Following its July decision to ban the pooling-of-interests method of accounting, FASB issues Statement no. 141, Business Combinations, which requires that companies use only the purchase method to account for business combinations initiated after June 30 of this year. At the same time, the board issues Statement no. 142, Goodwill and Other Intangible Assets, which substitutes impairment testing for the amortization method of accounting for goodwill. The effective date for companies reporting on a calendar-year basis is January 1, 2002 ( www.fasb.org/news/nr070501.html ; www.fasb.org/news/nr072001.html ). (See also “Say Good-Bye to Pooling and Goodwill Amortization,” page 31, and Official Releases, page 115.)

An AcSEC exposure draft of a proposed statement of position, Accounting for Certain Costs and Activities Related to Property, Plant, and Equipment, addresses the variety of accounting methods applied to expenditures related to PP&E. A related FASB exposure draft of a proposed statement of financial accounting standards, Accounting in Interim and Annual Financial Statements for Certain Costs and Activities Related to Property, Plant and Equipment, discusses the same topic. Comments on both proposals are due by October 15 ( www.aicpa.org/members/div/acctstd/edo/index.htm ).

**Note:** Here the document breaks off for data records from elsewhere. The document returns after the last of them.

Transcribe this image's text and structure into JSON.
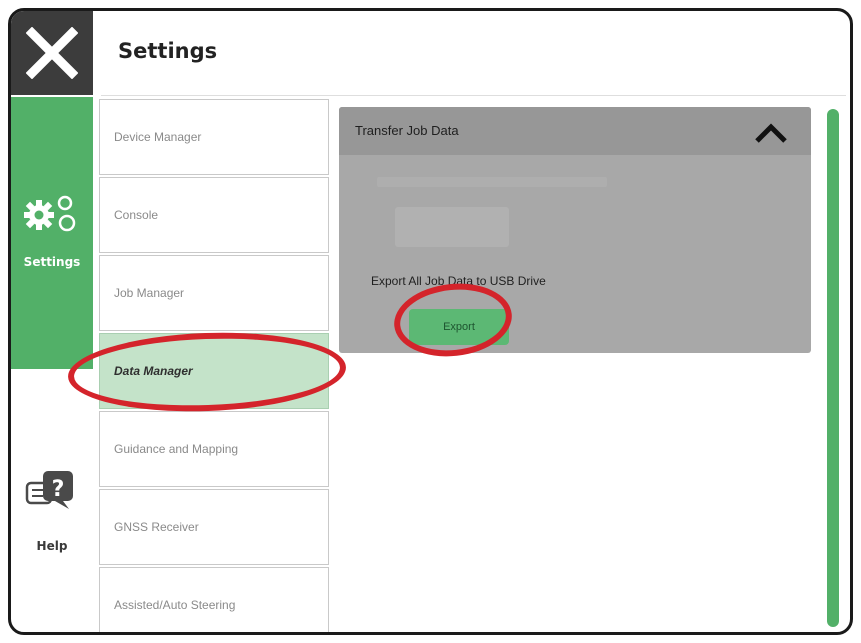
{
  "header": {
    "title": "Settings"
  },
  "rail": {
    "close_icon": "close-x-icon",
    "settings": {
      "label": "Settings",
      "icon": "gears-icon",
      "color": "#52b068"
    },
    "help": {
      "label": "Help",
      "icon": "help-chat-icon"
    }
  },
  "menu": {
    "items": [
      {
        "label": "Device Manager"
      },
      {
        "label": "Console"
      },
      {
        "label": "Job Manager"
      },
      {
        "label": "Data Manager",
        "selected": true
      },
      {
        "label": "Guidance and Mapping"
      },
      {
        "label": "GNSS Receiver"
      },
      {
        "label": "Assisted/Auto Steering"
      }
    ]
  },
  "content": {
    "section_title": "Transfer Job Data",
    "collapse_icon": "chevron-up-icon",
    "export_label": "Export All Job Data to USB Drive",
    "export_button": "Export"
  },
  "colors": {
    "accent": "#52b068",
    "highlight": "#d4242b",
    "selected_bg": "#c4e3c9"
  }
}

A FASB technical bulletin, Effective Date for Certain Financial Institutions of Certain Provisions of Statement 140 Related to the Isolation of Transferred Financial Assets, defers application of the isolation standards until 2002 ( www.fasb.org/news/nr072301.html ).

The SEC issues staff accounting bulletin no. 102, Loan Loss Allowance Methodology and Documentation Issues, which offers views on the development, documentation and application of a systematic loan-loss allowance methodology, but does not change existing rules on accounting for loan-loss provisions or allowances ( www.sec.gov/news/press/2001-67.txt ).

A new FASB standard, Statement no. 143, Accounting for Asset Retirement Obligations, requires entities to record the fair value of a liability for such an obligation in the period in which it is incurred. The statement is effective for fiscal years beginning after June 15, 2002 ( www.fasb.org/news/nr070501A.html ).